Per quanto riguarda l’Organo con Funzione di Gestione, si parla di un Organo con competenze tecnico- manageriali in base alla dimensione, complessità e articolazione organizzativa dell’intermediario, nonché delle strategie di sourcing; si occupa infatti di una serie di compiti molto specifici, derivanti dal fatto che si occupa di definire le attività necessarie per il conseguimento degli obiettivi preposti dall’Organo con Funzione di Supervisione Strategica, quali:

 Definisce la struttura organizzativa della funzione ICT;

 Definisce l’assetto organizzativo per l’analisi del rischio informatico;

 Approva il disegno dei processi di gestione del sistema informativo, garantendo l’efficacia e efficienza dell’impianto, tranne nel caso del full outsourcing;

 Approva gli standard di Data Governance, le procedure di gestione dei cambiamenti e degli incidenti;

 Valuta almeno annualmente le prestazioni della funzione ICT;

 Approva almeno annualmente la valutazione del rischio delle componenti critiche nonché la relazione sull’adeguatezza e costi dei servizi ICT;

 Monitora il regolare svolgimento dei processi di gestione e controllo dei servizi ICT e pone le idonee misure correttive, ove necessario;

(31)

26

 Assume decisioni tempestive in merito a gravi incidenti di sicurezza informatica. Per quanto riguarda la funzione ICT, essa:

 Garantisce l’unitarietà della visione gestionale e del rischio informatico mediante linee di riporto dirette a livello dell’organo con funzione di gestione; nel caso di gruppo bancario, è possibile che la funzione ICT sia accentrata in una società controllata: ciò comporterà che tale organo si trovi all’interno di essa, tenendo comunque la necessità di canali informativi diretti con l’organo con funzione di gestione della capogruppo, la quale sarà responsabile di seguire la pianificazione delle iniziative ICT, in modo che queste rispondano alle esigenze e strategie del gruppo;

 Governa l’evoluzione dell’architettura e l’innovazione tecnologica, le attività di gestione del sistema informativo, essendo responsabile del portafoglio dei progetti informatici; in caso di full outsourcing ci sarà all’interno di tale organo un referente che si occuperà di garantire, monitorando l’operatività dei fornitori, la realizzazione degli opportuni meccanismi di raccordo con le linee di business;

 Realizza gli opportuni meccanismi di raccordo con le linee di business, in particolare riguardo le attività di individuazione e pianificazione delle iniziative informatiche.

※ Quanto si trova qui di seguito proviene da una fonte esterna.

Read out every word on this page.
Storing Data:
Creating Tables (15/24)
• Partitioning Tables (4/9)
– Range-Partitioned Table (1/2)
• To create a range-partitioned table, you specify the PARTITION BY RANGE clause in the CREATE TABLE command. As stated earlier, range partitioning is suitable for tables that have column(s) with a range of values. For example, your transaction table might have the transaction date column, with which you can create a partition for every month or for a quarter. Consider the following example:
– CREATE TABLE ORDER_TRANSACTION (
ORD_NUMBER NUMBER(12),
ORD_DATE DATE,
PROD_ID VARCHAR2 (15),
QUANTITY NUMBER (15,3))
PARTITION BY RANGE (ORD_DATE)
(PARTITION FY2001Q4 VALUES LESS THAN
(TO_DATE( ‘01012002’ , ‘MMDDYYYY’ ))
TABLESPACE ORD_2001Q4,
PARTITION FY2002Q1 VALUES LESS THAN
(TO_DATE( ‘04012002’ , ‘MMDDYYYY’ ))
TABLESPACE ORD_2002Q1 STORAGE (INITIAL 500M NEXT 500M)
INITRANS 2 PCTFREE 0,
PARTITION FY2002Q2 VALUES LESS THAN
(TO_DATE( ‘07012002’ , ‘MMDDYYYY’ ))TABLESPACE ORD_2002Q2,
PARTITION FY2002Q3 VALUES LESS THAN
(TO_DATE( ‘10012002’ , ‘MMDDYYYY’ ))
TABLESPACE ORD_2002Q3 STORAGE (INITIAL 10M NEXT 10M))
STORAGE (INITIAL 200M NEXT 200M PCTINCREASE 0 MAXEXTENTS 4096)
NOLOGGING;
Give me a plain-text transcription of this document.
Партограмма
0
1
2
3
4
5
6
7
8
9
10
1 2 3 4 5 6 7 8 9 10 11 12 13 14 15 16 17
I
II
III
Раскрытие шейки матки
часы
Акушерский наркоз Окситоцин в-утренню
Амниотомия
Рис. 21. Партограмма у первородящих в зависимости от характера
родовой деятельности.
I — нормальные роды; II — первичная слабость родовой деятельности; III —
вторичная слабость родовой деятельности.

La funzione di sicurezza informatica analizza, come precedentemente indicato, la sicurezza delle risorse; in particolare, si tratta di un processo di redazione e aggiornamento delle policy di sicurezza e delle istruzioni operative; dovrà assicurare che tra i presidi di sicurezza e le

policy approvate si abbia un certo grado di coerenza, partecipa alla

progettazione/manutenzione/realizzazione dei presidi id sicurezza dei data center, partecipa alla valutazione del rischio potenziale nonché all’individuazione dei presidi di sicurezza, assicura il monitoraggio continuo delle minacce, segue lo svolgimento dei test di sicurezza prima dell’avvio in produzione di un nuovo sistema o di uno modificato. Tenendo conto di questi compiti, è necessario che abbia una certa indipendenza di giudizio, e questa, in base all’ultimo comma, viene assicurata da una adeguata collocazione organizzativa.